Irina Rish is a Full Professor at the Université de Montréal (UdeM), where she leads the Autonomous AI Lab, and a core faculty member of MILA - Quebec AI Institute. She holds Canada Excellence Research Chair (CERC) and a CIFAR Chair. Dr. Rish completed her MSc and PhD in AI at the University of California, Irvine, and also holds an MSc in Applied Mathematics from Moscow Gubkin Institute. Irina is the recipient of the INCITE compute grant by the US Department of Energy and currently leads an INCITE project on Scalable Foundation Models on Summit & Frontier supercomputers at the Oak Ridge Leadership Computing Facility, focusing on developing open-source large-scale AI models (a.k.a. Foundation Models). She is also a co-founder and the Chief Science Officer of nolano.ai, a company focused on both development of large-scale foundation models and providing a range of model services, including  compression, inference acceleration, and evals. 

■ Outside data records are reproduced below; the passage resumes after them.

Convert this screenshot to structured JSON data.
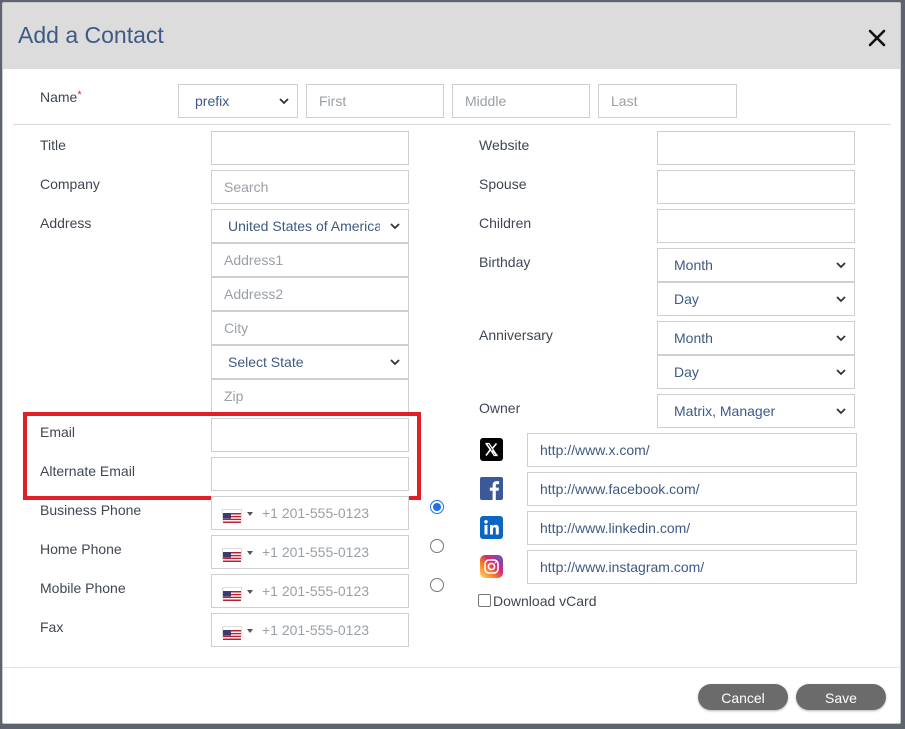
{
  "dialog": {
    "title": "Add a Contact"
  },
  "name_row": {
    "label": "Name",
    "required_mark": "*",
    "prefix_selected": "prefix",
    "first_placeholder": "First",
    "middle_placeholder": "Middle",
    "last_placeholder": "Last"
  },
  "left": {
    "title_label": "Title",
    "title_value": "",
    "company_label": "Company",
    "company_placeholder": "Search",
    "address_label": "Address",
    "country_selected": "United States of America",
    "address1_placeholder": "Address1",
    "address2_placeholder": "Address2",
    "city_placeholder": "City",
    "state_selected": "Select State",
    "zip_placeholder": "Zip",
    "email_label": "Email",
    "email_value": "",
    "alt_email_label": "Alternate Email",
    "alt_email_value": ""
  },
  "phones": [
    {
      "label": "Business Phone",
      "placeholder": "+1 201-555-0123",
      "primary": true
    },
    {
      "label": "Home Phone",
      "placeholder": "+1 201-555-0123",
      "primary": false
    },
    {
      "label": "Mobile Phone",
      "placeholder": "+1 201-555-0123",
      "primary": false
    },
    {
      "label": "Fax",
      "placeholder": "+1 201-555-0123"
    }
  ],
  "right": {
    "website_label": "Website",
    "website_value": "",
    "spouse_label": "Spouse",
    "spouse_value": "",
    "children_label": "Children",
    "children_value": "",
    "birthday_label": "Birthday",
    "birthday_month": "Month",
    "birthday_day": "Day",
    "anniversary_label": "Anniversary",
    "anniversary_month": "Month",
    "anniversary_day": "Day",
    "owner_label": "Owner",
    "owner_selected": "Matrix, Manager"
  },
  "social": [
    {
      "icon": "x-icon",
      "value": "http://www.x.com/",
      "color": "#000000"
    },
    {
      "icon": "facebook-icon",
      "value": "http://www.facebook.com/",
      "color": "#3b5998"
    },
    {
      "icon": "linkedin-icon",
      "value": "http://www.linkedin.com/",
      "color": "#0a66c2"
    },
    {
      "icon": "instagram-icon",
      "value": "http://www.instagram.com/",
      "color": "#d62976"
    }
  ],
  "vcard": {
    "label": "Download vCard",
    "checked": false
  },
  "footer": {
    "cancel_label": "Cancel",
    "save_label": "Save"
  },
  "colors": {
    "header_bg": "#dcdcdc",
    "title_color": "#3e5a84",
    "highlight_border": "#e01f26",
    "button_bg": "#6b6b6b"
  }
}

Irina’s extensive research career spans multiple AI domains, from automated reasoning and  probabilistic inference in graphical models, to machine learning, sparse modeling, and neuroscience-inspired AI.  Irina’s current research endeavors concentrate on continual learning, out-of-distribution generalization, robustness;  and  understanding neural scaling laws and emergent behaviors (w.r.t. both capabilities and alignment) in foundation models - a vital stride towards achieving maximally beneficial Artificial General Intelligence (AGI).  She teaches courses on AI scaling and alignment, and  runs  Neural Scaling & Alignment workshop series


Before joining UdeM in 2019, Irina was a research scientist at the IBM T.J. Watson Research Center, where she worked on various projects at the intersection of neuroscience and AI, and led the Neuro-AI challenge. She received IBM Eminence & Excellence Award and IBM Outstanding Innovation Award (2018), IBM Outstanding Technical Achievement Award (2017), and IBM Research Accomplishment Award (2009). She holds 64 patents, over 140 research papers, several book chapters, three edited books, and a monograph on Sparse Modeling.